Part of IUD and implants' effectiveness comes from their ease of use. According to the Guttmacher Institute, a stunning 95 percent of unplanned pregnancies result from not using or misusing birth control. And considering that 51 percent of pregnancies are unplanned, the use of IUDs and implants could go a long way in the reproductive world. Whereas daily pills and condoms require vigilant and consistent usage to unlock their full birth-control capacity, long-term contraception is a no-brainer by comparison. In fact, a recent study showed that both these devices remain effective at preventing pregnancy a full year after their prescribed "expiration" dates, and may actually last even longer — up to three years, even.
Megan Kavanaugh, a senior research scientist and public health specialist at the Guttmacher Institute, explained the rise in popularity for longer term contraception, saying,
The more you can take the user out of the equation — if she so desires — the more you’ll be able to prevent unintended pregnancy. More and more people are jumping on the IUD and implant bandwagon because it seems like they might be potentially appropriate to cover for these long periods of a woman’s life when she needs coverage.
This was not always the case, however. In fact, some of the stigma against IUDs and implants still remains today, which may be why more women have yet to adopt this form of birth control. In the 1970s, the infamous Dalkon Shield scandal created a major public health scare around the IUD when this version of the device injured 200,000 women, made many infertile, and ultimately contributed to the deaths of 20 individuals. But young women today, who do not remember the horrors of decades past, have adopted little of the disdain for this much simpler alternative, which may explain part of the recent spike in usage, especially amongst younger women. In fact, women between the ages of 25 and 34 are the most likely to choose long-acting reversible contraceptives (LARCs) at 11 percent, whereas only 5.3 percent of women between the ages of 35 and 44 are willing to take the leap of faith. The youngest age cohort, the 15 to 24-year-olds, are also less likely to use a LARC, at just 5 percent. Still, these numbers are growing across the board, according to the latest figures.
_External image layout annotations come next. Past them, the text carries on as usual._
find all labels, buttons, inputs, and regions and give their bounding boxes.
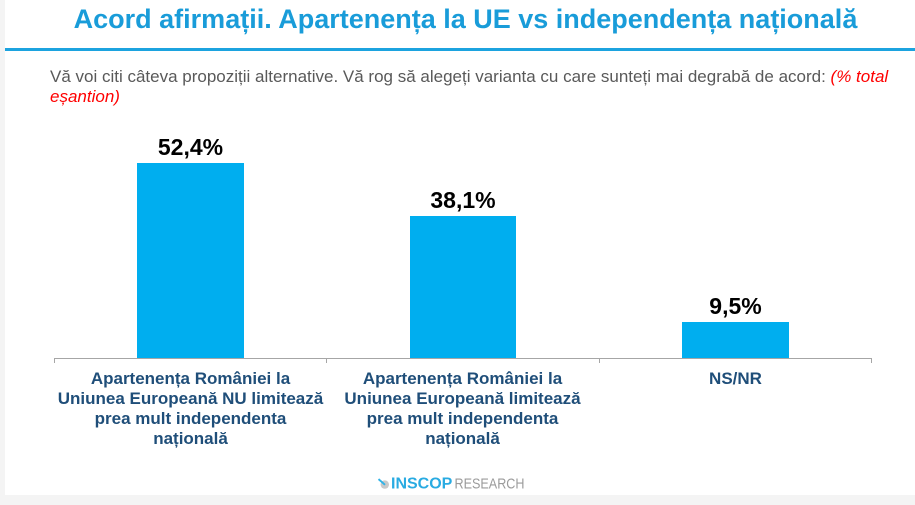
svg-text:RESEARCH: RESEARCH (455, 475, 525, 492)
svg-text:INSCOP: INSCOP (391, 475, 453, 492)
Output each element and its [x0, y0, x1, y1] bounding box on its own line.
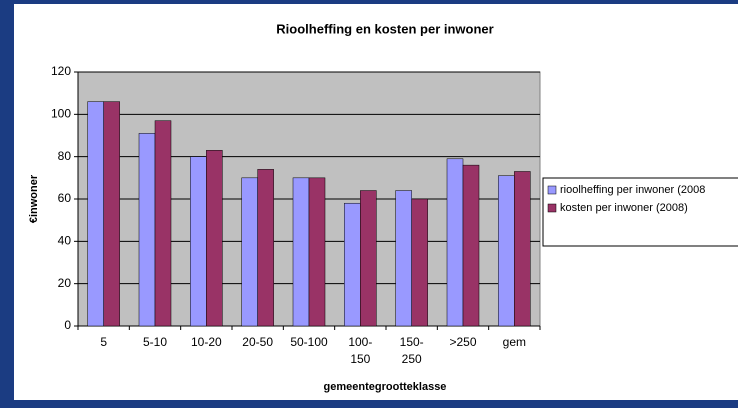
x-tick-label: 5-10: [142, 335, 168, 349]
y-tick-label: 120: [51, 64, 71, 78]
bar: [344, 202, 361, 327]
x-tick-label: 100- 150: [348, 335, 373, 366]
y-tick-label: 80: [58, 149, 72, 163]
bar: [514, 171, 531, 327]
bar: [241, 177, 258, 327]
bar: [103, 101, 120, 327]
bar: [190, 156, 207, 327]
x-tick-label: gem: [502, 335, 526, 349]
legend-label: rioolheffing per inwoner (2008: [560, 184, 705, 196]
bar: [154, 120, 172, 327]
bar: [395, 190, 412, 327]
y-tick-label: 60: [58, 191, 72, 205]
bar: [446, 158, 464, 327]
x-tick-label: 10-20: [190, 335, 222, 349]
y-tick-label: 0: [64, 318, 71, 332]
x-tick-label: 150- 250: [399, 335, 424, 366]
y-tick-label: 40: [58, 234, 72, 248]
bar: [292, 177, 310, 327]
y-tick-label: 20: [58, 276, 72, 290]
bar: [411, 198, 428, 327]
legend-swatch: [547, 185, 557, 195]
bar: [308, 177, 326, 327]
legend-label: kosten per inwoner (2008): [560, 202, 688, 214]
bar: [360, 190, 377, 327]
x-tick-label: 20-50: [242, 335, 273, 349]
x-axis-label: gemeentegrootteklasse: [324, 381, 447, 393]
x-tick-label: 5: [100, 335, 107, 349]
legend-box: [542, 177, 738, 247]
x-tick-label: >250: [449, 335, 477, 349]
bar: [206, 150, 223, 327]
bar: [257, 169, 274, 327]
bar: [87, 101, 104, 327]
y-tick-label: 100: [51, 107, 71, 121]
chart-title: Rioolheffing en kosten per inwoner: [276, 21, 493, 36]
x-tick-label: 50-100: [290, 335, 328, 349]
y-axis-label: €inwoner: [28, 174, 40, 223]
bar: [138, 133, 156, 327]
legend-swatch: [547, 203, 557, 213]
bar: [462, 164, 480, 327]
bar: [498, 175, 515, 327]
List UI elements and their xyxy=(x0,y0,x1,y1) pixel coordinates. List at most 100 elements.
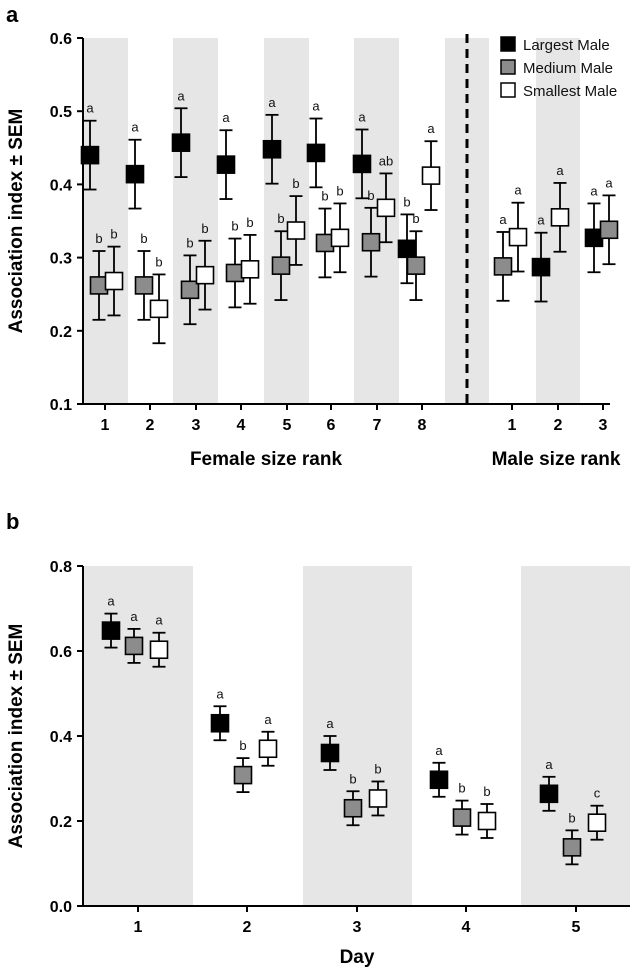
point-largest-male-marker xyxy=(101,621,121,640)
x-tick-label: 2 xyxy=(554,417,563,434)
point-medium-male-sig-label: b xyxy=(568,810,575,825)
point-largest-male-sig-label: b xyxy=(403,194,410,209)
point-smallest-male-sig-label: a xyxy=(427,121,435,136)
y-tick-label: 0.8 xyxy=(50,559,72,576)
point-largest-male-marker xyxy=(210,713,230,733)
y-tick-label: 0.6 xyxy=(50,644,72,661)
point-largest-male-marker xyxy=(171,133,191,152)
point-medium-male-sig-label: b xyxy=(321,189,328,204)
point-smallest-male-sig-label: b xyxy=(246,215,253,230)
point-medium-male-sig-label: b xyxy=(239,738,246,753)
point-largest-male-marker xyxy=(125,164,145,184)
point-medium-male-sig-label: b xyxy=(367,188,374,203)
point-medium-male-marker xyxy=(343,798,363,818)
point-largest-male-sig-label: a xyxy=(107,594,115,609)
point-largest-male-sig-label: a xyxy=(177,88,185,103)
point-smallest-male-marker xyxy=(240,260,260,279)
y-tick-label: 0.2 xyxy=(50,324,72,341)
point-medium-male-sig-label: a xyxy=(130,609,138,624)
y-tick-label: 0.3 xyxy=(50,251,72,268)
panel-a-y-ticks: 0.1 0.2 0.3 0.4 0.5 0.6 xyxy=(50,31,83,414)
point-smallest-male-marker xyxy=(258,739,278,759)
legend-swatch-smallest xyxy=(500,82,516,98)
legend: Largest Male Medium Male Smallest Male xyxy=(500,36,617,100)
point-largest-male-marker xyxy=(216,155,236,174)
point-largest-male-sig-label: a xyxy=(131,120,139,135)
x-tick-label: 2 xyxy=(146,417,155,434)
point-smallest-male-marker xyxy=(149,640,169,660)
point-largest-male-sig-label: a xyxy=(358,110,366,125)
point-smallest-male-sig-label: b xyxy=(374,761,381,776)
x-tick-label: 4 xyxy=(462,919,471,936)
point-largest-male-marker xyxy=(352,154,372,174)
point-largest-male-sig-label: a xyxy=(326,716,334,731)
point-smallest-male-marker xyxy=(421,166,441,185)
point-medium-male-marker xyxy=(452,808,472,827)
x-tick-label: 4 xyxy=(237,417,246,434)
point-medium-male-marker xyxy=(493,257,513,276)
point-smallest-male-marker xyxy=(508,227,528,247)
shade-band xyxy=(264,38,309,404)
point-largest-male-marker xyxy=(306,143,326,163)
point-smallest-male-marker xyxy=(368,789,388,808)
point-smallest-male-sig-label: a xyxy=(155,613,163,628)
y-tick-label: 0.0 xyxy=(50,899,72,916)
point-smallest-male-sig-label: b xyxy=(110,227,117,242)
panel-b-x-axis-title: Day xyxy=(340,947,375,968)
x-tick-label: 1 xyxy=(508,417,517,434)
x-tick-label: 2 xyxy=(243,919,252,936)
point-smallest-male-marker xyxy=(587,813,607,833)
shade-band xyxy=(303,566,412,906)
point-medium-male-sig-label: a xyxy=(605,175,613,190)
point-largest-male-sig-label: a xyxy=(545,757,553,772)
point-largest-male-marker xyxy=(531,257,551,277)
shade-band xyxy=(83,38,128,404)
x-tick-label: 8 xyxy=(418,417,427,434)
point-medium-male-sig-label: b xyxy=(349,771,356,786)
point-medium-male-sig-label: b xyxy=(412,211,419,226)
shade-band xyxy=(173,38,218,404)
x-tick-label: 3 xyxy=(353,919,362,936)
point-medium-male-sig-label: b xyxy=(140,231,147,246)
x-tick-label: 3 xyxy=(192,417,201,434)
point-smallest-male-marker xyxy=(195,265,215,285)
point-medium-male-marker xyxy=(180,280,200,300)
legend-swatch-medium xyxy=(500,59,516,75)
panel-a-y-axis-title: Association index ± SEM xyxy=(6,109,27,334)
panel-b-shading xyxy=(83,566,630,906)
legend-label-smallest: Smallest Male xyxy=(523,83,617,100)
legend-label-medium: Medium Male xyxy=(523,60,613,77)
point-largest-male-marker xyxy=(429,770,449,790)
point-medium-male-sig-label: b xyxy=(458,781,465,796)
point-medium-male-sig-label: b xyxy=(95,231,102,246)
point-smallest-male-marker xyxy=(376,198,396,218)
x-tick-label: 5 xyxy=(572,919,581,936)
point-medium-male-sig-label: b xyxy=(231,219,238,234)
y-tick-label: 0.2 xyxy=(50,814,72,831)
panel-b-y-ticks: 0.0 0.2 0.4 0.6 0.8 xyxy=(50,559,83,916)
point-largest-male-marker xyxy=(320,743,340,763)
point-smallest-male-marker xyxy=(104,271,124,291)
y-tick-label: 0.5 xyxy=(50,104,72,121)
point-largest-male-sig-label: a xyxy=(222,110,230,125)
point-smallest-male-sig-label: b xyxy=(483,784,490,799)
panel-b-y-axis-title: Association index ± SEM xyxy=(6,624,27,849)
point-smallest-male-sig-label: ab xyxy=(379,153,393,168)
panel-b-x-ticks: 1 2 3 4 5 xyxy=(134,906,581,936)
point-medium-male-marker xyxy=(271,256,291,275)
point-smallest-male-sig-label: a xyxy=(264,712,272,727)
point-largest-male-sig-label: a xyxy=(312,99,320,114)
point-medium-male-marker xyxy=(233,765,253,785)
y-tick-label: 0.4 xyxy=(50,729,72,746)
y-tick-label: 0.6 xyxy=(50,31,72,48)
panel-a-x-ticks: 1 2 3 4 5 6 7 8 1 2 3 xyxy=(101,404,608,434)
point-medium-male-marker xyxy=(361,232,381,252)
point-smallest-male-marker xyxy=(286,221,306,240)
panel-a-letter: a xyxy=(6,2,19,27)
point-largest-male-sig-label: a xyxy=(435,743,443,758)
point-medium-male-marker xyxy=(599,220,619,240)
point-smallest-male-sig-label: b xyxy=(292,176,299,191)
point-smallest-male-sig-label: b xyxy=(336,183,343,198)
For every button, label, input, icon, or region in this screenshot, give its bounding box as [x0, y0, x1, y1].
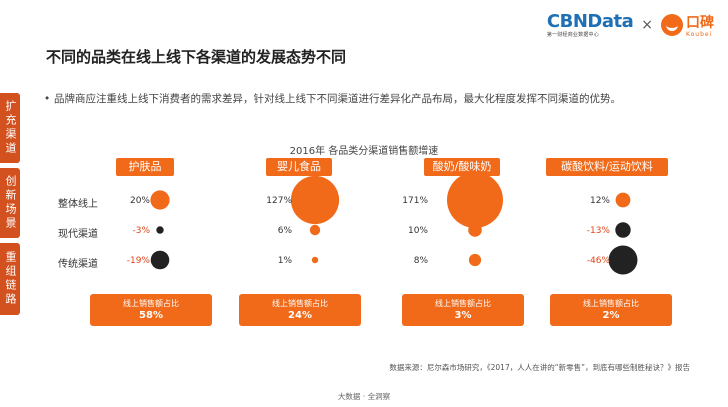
online-share-label: 线上销售额占比 [272, 299, 328, 308]
row-label-traditional-channel: 传统渠道 [58, 259, 98, 270]
bubble-2-1 [468, 223, 482, 237]
online-share-box-soft-drinks: 线上销售额占比 2% [550, 294, 672, 326]
row-label-online: 整体线上 [58, 199, 98, 210]
logo-separator: × [641, 17, 653, 33]
online-share-box-baby-food: 线上销售额占比 24% [239, 294, 361, 326]
online-share-value: 24% [288, 310, 312, 321]
logo-group: CBNData 第一财经商业数据中心 × 口碑 Koubei [546, 11, 714, 39]
bubble-value-label-3-2: -46% [587, 256, 611, 266]
bubble-value-label-0-2: -19% [127, 256, 151, 266]
bubble-0-0 [150, 190, 170, 210]
bubble-0-2 [150, 250, 170, 270]
bubble-value-label-2-2: 8% [414, 256, 429, 266]
online-share-value: 3% [454, 310, 472, 321]
cbndata-logo-text: CBNData [546, 11, 634, 32]
bubble-value-label-1-2: 1% [278, 256, 293, 266]
chart-title: 2016年 各品类分渠道销售额增速 [289, 146, 439, 157]
side-tab-expand-channels[interactable]: 扩充渠道 [0, 93, 20, 163]
category-label-yogurt: 酸奶/酸味奶 [424, 158, 500, 176]
online-share-label: 线上销售额占比 [123, 299, 179, 308]
bubble-value-label-0-1: -3% [132, 226, 150, 236]
bubble-value-label-1-0: 127% [266, 196, 292, 206]
row-label-modern-channel: 现代渠道 [58, 229, 98, 240]
bubble-2-0 [447, 172, 503, 228]
insight-bullet: 品牌商应注重线上线下消费者的需求差异，针对线上线下不同渠道进行差异化产品布局，最… [44, 91, 684, 107]
side-tab-restructure-links[interactable]: 重组链路 [0, 243, 20, 315]
online-share-box-yogurt: 线上销售额占比 3% [402, 294, 524, 326]
category-label-baby-food: 婴儿食品 [266, 158, 332, 176]
koubei-logo-subtitle: Koubei [686, 31, 713, 38]
bubble-1-2 [311, 256, 319, 264]
bubble-3-0 [615, 192, 631, 208]
bubble-1-1 [309, 224, 321, 236]
online-share-box-skincare: 线上销售额占比 58% [90, 294, 212, 326]
cbndata-logo-subtitle: 第一财经商业数据中心 [546, 32, 599, 38]
online-share-label: 线上销售额占比 [435, 299, 491, 308]
bubble-3-1 [615, 222, 631, 238]
koubei-logo: 口碑 Koubei [661, 12, 714, 38]
online-share-label: 线上销售额占比 [583, 299, 639, 308]
page-title: 不同的品类在线上线下各渠道的发展态势不同 [46, 48, 347, 66]
koubei-logo-text: 口碑 [686, 15, 714, 31]
footer-slogan: 大数据 · 全洞察 [337, 392, 391, 401]
category-label-soft-drinks: 碳酸饮料/运动饮料 [546, 158, 668, 176]
bubble-value-label-0-0: 20% [130, 196, 150, 206]
bubble-value-label-3-0: 12% [590, 196, 610, 206]
category-label-skincare: 护肤品 [116, 158, 174, 176]
online-share-value: 58% [139, 310, 163, 321]
cbndata-logo: CBNData 第一财经商业数据中心 [546, 11, 634, 39]
side-tab-innovate-scenes[interactable]: 创新场景 [0, 168, 20, 238]
online-share-value: 2% [602, 310, 620, 321]
bubble-value-label-1-1: 6% [278, 226, 293, 236]
bubble-0-1 [156, 226, 164, 234]
bubble-value-label-2-0: 171% [402, 196, 428, 206]
bubble-value-label-2-1: 10% [408, 226, 428, 236]
bubble-1-0 [290, 175, 340, 225]
bubble-3-2 [608, 245, 638, 275]
data-source-note: 数据来源：尼尔森市场研究，《2017，人人在讲的“新零售”，到底有哪些制胜秘诀？… [389, 363, 690, 372]
bubble-value-label-3-1: -13% [587, 226, 611, 236]
koubei-smile-icon [661, 14, 683, 36]
bubble-2-2 [468, 253, 482, 267]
Many doctors have expressed great excitement at this new trend in birth control, considering its extreme effectiveness. In fact, LARCs are almost as foolproof as sterilization, with the key difference of being reversible. Dr. Mary Jane Minkin, professor of obstetrics, gynecology and reproductive sciences at the Yale School of Medicine, told Time Magazine, "I am delighted LARC use is rising. It’s terrific and I would like to see even more." She continued, "[Women] are looking anew at LARC and looking at them for the value they have. People can forget their pills. These other methods take the human variable out of it, and they work very nicely."
Of course, despite the undeniable benefits of using IUDs or implants, there are also some side effects to consider. LARCs do not protect against sexually transmitted diseases, and some women have reported discomfort as a result of the implantation. IUDs can, in some cases, become dislodged, which would obviously offset their pregnancy-preventing effects. And the main deterrent from using IUDs and implants is, indeed, the initial procedure — neither is particularly comfortable. But still, after the first few moments (or in some cases, months) of discomfort, IUDs remain effective for up to 10 years, so as far as bang for your buck goes, LARCs are the clear winners in terms of birth control. And while the pill fails 9 percent of the time, and the condom doesn't work an alarming 18 percent of the time, LARCs have been shown to work at a rate of 99 percent.
So do yourself a favor and jump on the IUD and implant bandwagon. It'll get you far, and keep you pregnancy-free.